Senior Site Reliability Engineer (SRE) - Observability

Ascend Money

Thailand

3-5 Years

This job is no longer accepting applications

Posted 3 months ago

Job Description

We are seeking a highly motivated and experienced Senior Site Reliability Engineer (SRE) to join our growing team. As a Senior SRE, you will play a critical role in ensuring the reliability, scalability, and performance of our production systems.
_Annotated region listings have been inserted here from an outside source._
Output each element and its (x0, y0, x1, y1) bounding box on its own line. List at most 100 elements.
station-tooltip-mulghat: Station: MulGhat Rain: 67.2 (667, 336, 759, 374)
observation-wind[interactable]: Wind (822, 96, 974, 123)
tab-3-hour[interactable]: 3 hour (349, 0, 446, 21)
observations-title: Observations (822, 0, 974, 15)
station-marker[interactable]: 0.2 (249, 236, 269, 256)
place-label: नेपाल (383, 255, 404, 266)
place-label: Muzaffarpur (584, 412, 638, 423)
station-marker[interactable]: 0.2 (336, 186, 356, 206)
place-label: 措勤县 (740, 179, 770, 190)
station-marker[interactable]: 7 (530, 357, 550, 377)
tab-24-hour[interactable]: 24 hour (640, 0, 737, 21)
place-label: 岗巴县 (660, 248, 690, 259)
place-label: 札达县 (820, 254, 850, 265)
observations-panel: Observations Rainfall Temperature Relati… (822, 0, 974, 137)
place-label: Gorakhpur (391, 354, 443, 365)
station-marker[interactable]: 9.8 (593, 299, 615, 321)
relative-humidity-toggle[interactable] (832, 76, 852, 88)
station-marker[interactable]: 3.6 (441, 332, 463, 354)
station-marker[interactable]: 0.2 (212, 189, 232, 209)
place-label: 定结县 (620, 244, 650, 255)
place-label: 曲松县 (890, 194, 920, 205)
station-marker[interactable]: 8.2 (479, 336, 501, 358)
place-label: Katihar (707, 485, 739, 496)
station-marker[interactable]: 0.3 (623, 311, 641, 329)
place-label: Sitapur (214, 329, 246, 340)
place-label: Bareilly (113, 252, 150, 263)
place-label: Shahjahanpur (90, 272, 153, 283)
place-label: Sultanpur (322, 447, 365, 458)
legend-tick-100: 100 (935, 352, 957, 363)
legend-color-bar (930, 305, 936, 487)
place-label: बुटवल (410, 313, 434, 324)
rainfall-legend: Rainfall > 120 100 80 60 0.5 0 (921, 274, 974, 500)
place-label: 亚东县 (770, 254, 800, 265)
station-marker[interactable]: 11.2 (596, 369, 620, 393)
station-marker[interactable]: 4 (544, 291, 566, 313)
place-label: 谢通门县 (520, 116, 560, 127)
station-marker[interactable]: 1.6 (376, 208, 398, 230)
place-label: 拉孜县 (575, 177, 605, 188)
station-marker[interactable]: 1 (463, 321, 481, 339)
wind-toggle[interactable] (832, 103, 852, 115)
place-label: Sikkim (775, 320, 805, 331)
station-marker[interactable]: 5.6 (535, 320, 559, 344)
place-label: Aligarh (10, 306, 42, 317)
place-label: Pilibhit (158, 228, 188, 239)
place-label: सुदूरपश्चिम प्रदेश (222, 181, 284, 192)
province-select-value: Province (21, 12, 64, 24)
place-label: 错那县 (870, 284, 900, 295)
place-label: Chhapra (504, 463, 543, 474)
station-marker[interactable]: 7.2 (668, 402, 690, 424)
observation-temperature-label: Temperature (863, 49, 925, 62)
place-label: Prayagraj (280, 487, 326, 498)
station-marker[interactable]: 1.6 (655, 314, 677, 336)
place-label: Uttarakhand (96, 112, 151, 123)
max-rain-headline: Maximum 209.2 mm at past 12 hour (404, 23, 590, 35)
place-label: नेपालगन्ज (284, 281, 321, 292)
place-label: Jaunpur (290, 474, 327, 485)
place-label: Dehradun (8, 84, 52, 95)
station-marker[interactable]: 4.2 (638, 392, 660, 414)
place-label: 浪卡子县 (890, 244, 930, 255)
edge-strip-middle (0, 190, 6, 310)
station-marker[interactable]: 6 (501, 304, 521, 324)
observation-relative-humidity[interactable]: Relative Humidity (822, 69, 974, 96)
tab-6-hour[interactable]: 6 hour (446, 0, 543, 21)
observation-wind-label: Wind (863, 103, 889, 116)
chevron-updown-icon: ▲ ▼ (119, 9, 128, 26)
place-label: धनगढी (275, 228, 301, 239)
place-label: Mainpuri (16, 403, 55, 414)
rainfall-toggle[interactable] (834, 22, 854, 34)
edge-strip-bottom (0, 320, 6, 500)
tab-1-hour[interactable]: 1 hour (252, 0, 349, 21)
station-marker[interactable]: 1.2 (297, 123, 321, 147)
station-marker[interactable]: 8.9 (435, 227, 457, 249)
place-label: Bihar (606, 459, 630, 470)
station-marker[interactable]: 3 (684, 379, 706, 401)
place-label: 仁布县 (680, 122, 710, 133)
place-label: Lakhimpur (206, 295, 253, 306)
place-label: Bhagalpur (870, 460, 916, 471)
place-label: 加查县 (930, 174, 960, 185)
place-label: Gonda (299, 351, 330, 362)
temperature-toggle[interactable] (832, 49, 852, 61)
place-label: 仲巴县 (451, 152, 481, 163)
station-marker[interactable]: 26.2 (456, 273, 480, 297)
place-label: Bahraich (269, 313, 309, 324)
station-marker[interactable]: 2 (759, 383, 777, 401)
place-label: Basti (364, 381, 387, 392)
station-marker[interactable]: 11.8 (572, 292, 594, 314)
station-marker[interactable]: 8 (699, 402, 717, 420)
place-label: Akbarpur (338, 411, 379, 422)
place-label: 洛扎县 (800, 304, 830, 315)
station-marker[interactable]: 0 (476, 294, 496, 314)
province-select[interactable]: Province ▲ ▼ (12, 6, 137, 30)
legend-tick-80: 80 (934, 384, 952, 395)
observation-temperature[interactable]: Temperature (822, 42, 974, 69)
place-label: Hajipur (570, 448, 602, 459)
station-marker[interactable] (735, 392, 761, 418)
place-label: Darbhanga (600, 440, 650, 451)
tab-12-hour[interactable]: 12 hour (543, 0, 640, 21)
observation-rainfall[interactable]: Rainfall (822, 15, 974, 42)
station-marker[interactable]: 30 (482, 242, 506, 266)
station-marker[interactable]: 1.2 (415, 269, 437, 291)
You will leverage your deep understanding of infrastructure, automation, and observability to champion operational excellence and build a resilient platform.

Key Responsibilities:

Design, build and maintain a comprehensive observability stack (monitoring, logging, tracing) to proactively identify and resolve issues across a complex and dynamic infrastructure.
Develop and maintain dashboards, alerts, and automated monitoring solutions to proactively detect and respond to incidents.
Improve incident detection and root cause analysis by enabling high-fidelity, real-time observability.
Manage and operate our Kubernetes platform, ensuring high availability, performance, and security.
Design, develop, and implement automation solutions for operational tasks, infrastructure provisioning, and application deployment.
Implement and maintain proactive measures to ensure platform stability, performance optimization, and capacity planning.
Provide support and expertise for critical middleware tools such as RabbitMQ, Redis, and Kafka, ensuring their optimal performance and reliability.
Participate in our on-call rotation, troubleshoot and resolve production incidents efficiently, and implement preventative measures.
Collaborate effectively with development and other engineering teams.

Qualification:

Positive attitude and empathy for others.
Passion for developing and maintaining reliable, scalable infrastructure.
A minimum of 3 years of working experience in SRE, DevOps, or infrastructure engineering roles.
Deep understanding of observability principles and practices: metrics, logs, traces, events.
Hands-on experience with tools such as Prometheus, Grafana, OpenTelemetry, ELK, Fluentd, Jaeger, Zipkin, Datadog, or similar.
Experience in managing and operating Kubernetes in a production environment.
Experienced with cloud platforms like AWS or GCP.
Experienced with high availability, high-scale, and performance systems.
Understanding of cloud-native architectures.
Experienced with DevSecOps practices.
Strong scripting and automation skills using languages like Python, Bash, or Go.
Proven experience in building and maintaining CI/CD pipelines (e.g., Jenkins, GitLab CI).
Experience with infrastructure-as-code tools (e.g., Terraform, Ansible).
Strong understanding of Linux systems administration and networking concepts.
Experience working with middleware technologies like RabbitMQ, Redis, and Kafka.
Excellent problem-solving and troubleshooting skills.
Excellent communication and collaboration skills.
Strong interest and ability to learn any new technical topic.